Aries: tu niño es de los que primero actúan y luego piensan, ya que se va de cabeza hacia aquello que lo motiva. Vos podés enseñarle el arte de parar a pensar y hacer planes en lo más prioritario, mientras con el resto mantenga su libertad de improvisar y ser espontáneo.


Tauro: súper volada y poco convencional, vos, en tanto tu peque mantiene sus pies en la tierra firme siguiendo sus rutinas. Él tímido, mami excéntrica. En muy poco se parecen: en ser cabeza dura y fijo en aquello que se planta, ambos inamovibles. Sé más flexible.


Géminis: tu bebé sale de la panza ya casi hablando, cosa que te divierte horrores. Tenés desde el vamos un ser comunicativo y cuestionador en el cual reflejás tu naturaleza rebelde.

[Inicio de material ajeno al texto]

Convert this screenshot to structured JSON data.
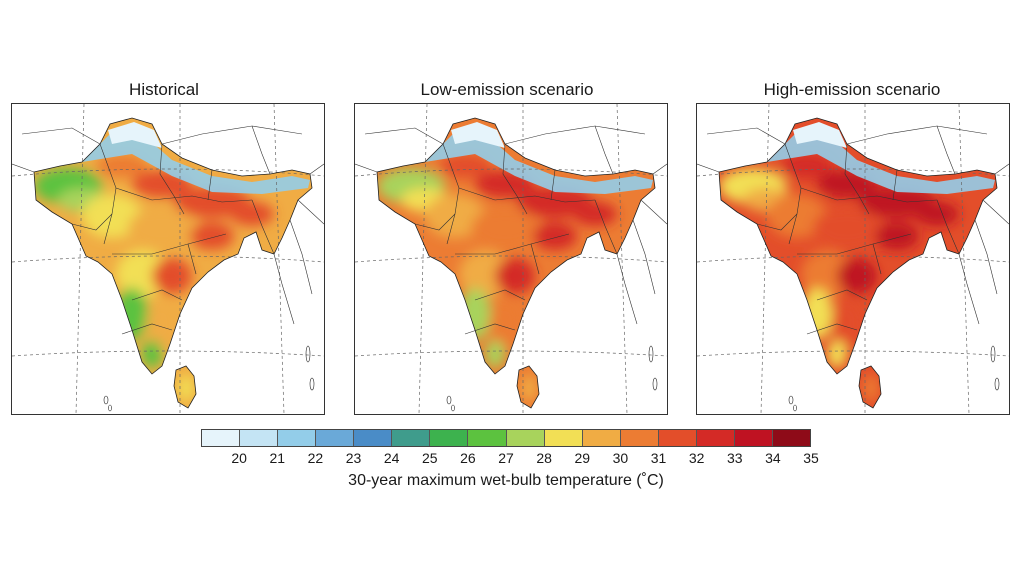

Ayudalo a asumir compromisos y responsabilidades, no sólo a hacer lo que le place. Explicáselo.


Cáncer: tu cangrejito necesita compañía y guía muy cercana, a diario. Vos en cambio buscás a cada paso libertad e independencia. Separá los tantos para que él no se vuelva súper demandante ni sienta fata de cariño en tu actitud. Reservale cada día un tiempo personal.


Leo: enseguida, desde su llegada al mundo, va a dejar la huella de su marcado carácter, a veces egocéntrico. Él no necesita tu excentricismo para ser visto. Los dos son nobles. Siempre sabrá defenderse tu hijo y resolver sus temas. De todos modos, ¡es un niño! Recordalo.


Virgo: poseen dos cerebros privilegiados. Vos con la intuición y tu enanito con su lógica. Pueden trenzarse discutiendo, y a él nunca le van a faltar argumentos concretos. No despiertes su malhumor, irritándolo con bromas. La lectura desde pequeño lo motiva.


Libra: mientras vos alternás soledad con sociales, tu hijo no concibe la vida diaria sin una compañía. Siempre va a acercarse a todos para charlar, hacer cosas juntos y compartir momentos. Necesita ir al jardincito desde corta edad, socializar y despertar lo artístico.


Escorpio: siempre se impone, canchero y magnético. Con una profunda mirada deja en claro qué opina, y eso te conmueve. No es fácil de llevar por donde no quiere ir, ni de corregir. Seguro de sí mismo, no teme enredarse en conflictos. Dale pautas de prevención y mimalo.


Sagitario: tu hijo nace moralista y sólo acepta lo justo, retos o pautas que no denoten hipocresía. Él exagera y puede ser disperso, porque le gusta abarcar mucho. Son muy afines. Tu gran colaboración será ayudarlo a ordenarse, a clasificar y a atender a los detalles.


Capricornio: él es metódico y vos creativa. Le gusta estudiar y le cuesta no ser serio, soltarse a jugar e interactuar socialmente, más allá de un grupo de tareas. Admiración mutua, su introspección y tu locura divertida. Ayudalo a ser más niño y menos responsable.


Acuario: un niño precoz, adelantado a su tiempo y vanguardista. Detesta la rutina, algo que también te pasa a menudo. Los dos ponen su toque original y divertido. Son idealistas y cero convencionales. Si se rebela es porque no está cómodo. Él tiene un guía interior.


Piscis: un océano de emociones es su interior. Todo lo afecta, para bien o mal, dada su empatía. Necesita sentir pertenencia en la familia y colegio, que lo involucren y contengan. Comprensivo. Ayudalo a descartar lo nocivo, a reconocer sus propios gustos y elecciones.